由里子「あんなにはしゃいでバカみたいだったでしょ?私ったら。よく考えたら、
 結婚して観覧車に乗ってないんだ」
たま「…」
由里子「あきらめたことが沢山あるわ。主婦って時間があるから、何でも出来そうな
 もんだけど、結局何も見つけてない。ま、生活が保証されてる分、文句は
 言えないんだけどね」
たま「…」
由里子「何か見つけてればよかった。若いうちに…私ね、絵が描きたかったの。
 進学も考えたけど、親は反対、私はそれを説得することが出来なかった。
 それからは我慢のし通し」
   由里子、夜空を見上げて、
由里子「で、子供に教えよっかって思ったけど、あんまり興味ないみたいなのよ。
 結局は自分がどうするかってことなのよね」
たま「…」
由里子「(ため息)もっと自分のこと考えてればよかった。たまちゃんもさ、悔いのない
 ようにさ…」
   バッグの中のたまの携帯電話が鳴る。
   駅にゆりかもめの車両が迫っている。
   たま、走りだす。
由里子「たまちゃん」
たま「ごめん、ちょっと行ってくる」
   由里子、たまの背中に微笑む。
由里子「…頑張って」
 
○ゆりかもめ・全景(夜)
   走行する車両。
 
○ゆりかもめ新橋駅・改札(夜)
   人混みを押し退けて走ってくるたま。
 
○JR新橋駅・改札(夜)
   人混みが動かない。
   改札前に掲示板「信号故障のため、全線運転見合わせ」
   タクシー乗場は長蛇の列。
   たま、走りだす。
    
○路上(夜)
   全力疾走のたま。
 
○有楽町マリオン・前(夜)
   立ち止まり、肩で息をするたま。
   からくり時計が時刻を知らせる。十時。
   通行人が立ち止まり、時計を見ている。
   たま、横目で時計を見て息を整えると辺りを見渡す。
   映画館に向かって長蛇の列。
   たま、純一の姿がないのでため息。
   そして帰ろうとすると、
純一(声)「たま!」
   たま、キョロキョロとしている。
   純一は列に並んでいる。
純一「たま、こっちこっち」
   たま、純一の姿を見つける。
   はにかんでいるたま、駆け出そうとすると純一の後ろに浩子。
   急に表情を暗くするたま。
純一「久しぶりだな」
浩子「せんぱ〜い、遅いよ」
   たま、怪訝そう。
   純一、映画のチケットを差し出して、
たま「え?」
純一「オールナイト。これから見るんだ。一人キャンセルしたから、お前なら
 こういうの好きなんじゃないかって…こいつが」
   浩子、笑っている。
   たま、チケットをしげしげと見ている。
純一「プラチナもんだぜ、チケット。
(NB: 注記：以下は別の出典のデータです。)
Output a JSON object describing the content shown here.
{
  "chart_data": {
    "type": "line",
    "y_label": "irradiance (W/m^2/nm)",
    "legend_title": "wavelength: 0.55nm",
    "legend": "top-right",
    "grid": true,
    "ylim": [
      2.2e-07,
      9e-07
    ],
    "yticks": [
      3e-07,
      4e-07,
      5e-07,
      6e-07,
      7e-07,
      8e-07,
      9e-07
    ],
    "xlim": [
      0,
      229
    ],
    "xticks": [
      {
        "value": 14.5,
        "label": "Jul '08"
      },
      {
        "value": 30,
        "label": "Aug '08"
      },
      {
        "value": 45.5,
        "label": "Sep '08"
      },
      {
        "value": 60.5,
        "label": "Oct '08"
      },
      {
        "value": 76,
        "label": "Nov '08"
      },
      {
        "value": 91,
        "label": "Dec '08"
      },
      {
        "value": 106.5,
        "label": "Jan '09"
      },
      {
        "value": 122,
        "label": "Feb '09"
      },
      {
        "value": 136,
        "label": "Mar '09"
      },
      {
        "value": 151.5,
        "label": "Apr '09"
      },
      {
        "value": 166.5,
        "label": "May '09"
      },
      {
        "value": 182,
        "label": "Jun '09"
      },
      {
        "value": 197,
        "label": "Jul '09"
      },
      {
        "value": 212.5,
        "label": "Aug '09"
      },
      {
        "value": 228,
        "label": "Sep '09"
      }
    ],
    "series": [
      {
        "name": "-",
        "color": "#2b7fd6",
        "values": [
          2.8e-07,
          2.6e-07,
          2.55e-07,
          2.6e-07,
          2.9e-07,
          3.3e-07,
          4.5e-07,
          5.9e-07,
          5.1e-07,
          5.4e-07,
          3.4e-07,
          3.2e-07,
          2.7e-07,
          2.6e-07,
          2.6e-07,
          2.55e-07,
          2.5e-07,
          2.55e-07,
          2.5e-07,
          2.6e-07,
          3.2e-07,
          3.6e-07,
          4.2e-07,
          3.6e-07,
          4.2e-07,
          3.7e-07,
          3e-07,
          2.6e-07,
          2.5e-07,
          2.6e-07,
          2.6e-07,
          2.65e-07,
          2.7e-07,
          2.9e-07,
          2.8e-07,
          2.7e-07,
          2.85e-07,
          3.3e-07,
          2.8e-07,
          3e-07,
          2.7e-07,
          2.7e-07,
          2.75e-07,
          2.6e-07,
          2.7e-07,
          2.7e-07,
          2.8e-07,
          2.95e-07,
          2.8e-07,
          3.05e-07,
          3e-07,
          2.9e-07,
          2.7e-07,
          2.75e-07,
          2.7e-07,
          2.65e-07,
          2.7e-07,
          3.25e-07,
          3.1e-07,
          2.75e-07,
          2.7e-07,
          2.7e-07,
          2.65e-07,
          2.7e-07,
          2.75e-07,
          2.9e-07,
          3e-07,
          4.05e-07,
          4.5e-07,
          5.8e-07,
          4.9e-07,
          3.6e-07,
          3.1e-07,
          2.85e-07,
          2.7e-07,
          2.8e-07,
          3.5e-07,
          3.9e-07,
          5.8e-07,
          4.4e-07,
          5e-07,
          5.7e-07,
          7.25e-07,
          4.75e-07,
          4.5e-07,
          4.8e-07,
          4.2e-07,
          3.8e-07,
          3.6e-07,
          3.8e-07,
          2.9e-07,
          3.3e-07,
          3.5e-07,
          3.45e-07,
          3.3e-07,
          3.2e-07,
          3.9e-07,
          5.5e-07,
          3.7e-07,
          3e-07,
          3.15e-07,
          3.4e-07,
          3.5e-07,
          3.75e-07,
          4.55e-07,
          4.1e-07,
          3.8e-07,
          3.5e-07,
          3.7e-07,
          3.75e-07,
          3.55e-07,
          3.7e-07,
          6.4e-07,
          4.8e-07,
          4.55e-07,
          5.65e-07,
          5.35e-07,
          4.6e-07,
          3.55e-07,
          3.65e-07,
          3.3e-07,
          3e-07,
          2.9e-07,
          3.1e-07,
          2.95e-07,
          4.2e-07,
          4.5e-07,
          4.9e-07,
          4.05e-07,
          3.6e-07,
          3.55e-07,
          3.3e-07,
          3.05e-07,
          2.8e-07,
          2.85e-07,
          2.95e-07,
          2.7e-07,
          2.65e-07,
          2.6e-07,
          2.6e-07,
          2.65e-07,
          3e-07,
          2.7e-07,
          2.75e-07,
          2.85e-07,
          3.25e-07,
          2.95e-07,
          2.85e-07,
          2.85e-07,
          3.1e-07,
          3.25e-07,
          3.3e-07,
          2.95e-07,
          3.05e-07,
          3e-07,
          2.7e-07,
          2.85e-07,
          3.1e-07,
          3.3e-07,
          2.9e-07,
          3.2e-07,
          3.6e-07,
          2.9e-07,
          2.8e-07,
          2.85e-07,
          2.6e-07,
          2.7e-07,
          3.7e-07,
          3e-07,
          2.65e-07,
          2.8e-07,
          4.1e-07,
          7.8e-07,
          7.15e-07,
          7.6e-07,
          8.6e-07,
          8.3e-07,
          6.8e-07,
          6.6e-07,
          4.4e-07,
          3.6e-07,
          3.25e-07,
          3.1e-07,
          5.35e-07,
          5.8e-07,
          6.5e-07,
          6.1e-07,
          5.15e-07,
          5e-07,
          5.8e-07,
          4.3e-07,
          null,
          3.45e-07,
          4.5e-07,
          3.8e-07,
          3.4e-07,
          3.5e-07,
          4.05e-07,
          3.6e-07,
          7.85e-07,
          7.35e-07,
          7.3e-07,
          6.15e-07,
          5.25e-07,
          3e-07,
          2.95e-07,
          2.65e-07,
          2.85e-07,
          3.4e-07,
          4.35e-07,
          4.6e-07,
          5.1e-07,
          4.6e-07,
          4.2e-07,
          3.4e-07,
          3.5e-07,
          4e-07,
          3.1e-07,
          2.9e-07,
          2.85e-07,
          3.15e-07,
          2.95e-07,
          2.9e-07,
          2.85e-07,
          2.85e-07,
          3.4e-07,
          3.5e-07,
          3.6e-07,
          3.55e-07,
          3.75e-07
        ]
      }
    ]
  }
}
持っててもこんなに並ぶんだし」
たま「…いいよ」
純一「え?」
たま「他をあたって」
浩子「せんぱ〜い、もったいないってば」
たま「ううん、私、これから行くところがあるし」
純一「これから?」
たま「…うん」
   たま、思い切ったように、
たま「私、結婚するんだ」
純一「え?」
たま「高校の同級生」
浩子「え〜!」
たま「親がお見合いの話ばっかり持ってくるからさ、そういうのがイヤだから
 逃げたってのもあるんだけどさ、やっぱりその人のこと、好きだし」
   純一、チケットを見つめながら、
純一「…そっか」
たま「…じゃ、行くね。待ってくれてるから」
   たま、ゆっくりと歩きだす。
純一「たま」
   たま、立ち止まる。
純一「…幸せになれよ」
たま「…ありがと…あなたたちもね」
浩子「お幸せに…先輩」
   たま、立ち止まり、
たま「浩子」
浩子「え?」
たま「純一、シソとか匂いの強いものダメだから、気をつけてね」
浩子「…知ってるよ」
   たま、密かに握りこぶし。 
たま「…そっか」
   たま、ささやくように、
たま「…じゃあね」
   歩きだすたま。
 
○路上(夜)
   たまが歩いている。
   たまの周りには楽しげに語り合うアベックや家族連れ。
   たまは静かに携帯電話を取り出す。
たま「…あ、もしもし…店長ですか?」
   たま、夜空を見上げながら、
たま「今夜、やっぱり入れます…分かりました…すぐ行きます」
   たま、唇を噛んで、
たま「あの!…明日も入れます、明後日も、その次の日も。がんばります…
 私がんばりますから…」
   …たまが夜空を見上げている限り涙がこぼれ落ちることはない…
   夜景
―完―
※1999/2000Y.M:この作品の無断転載等を禁じます。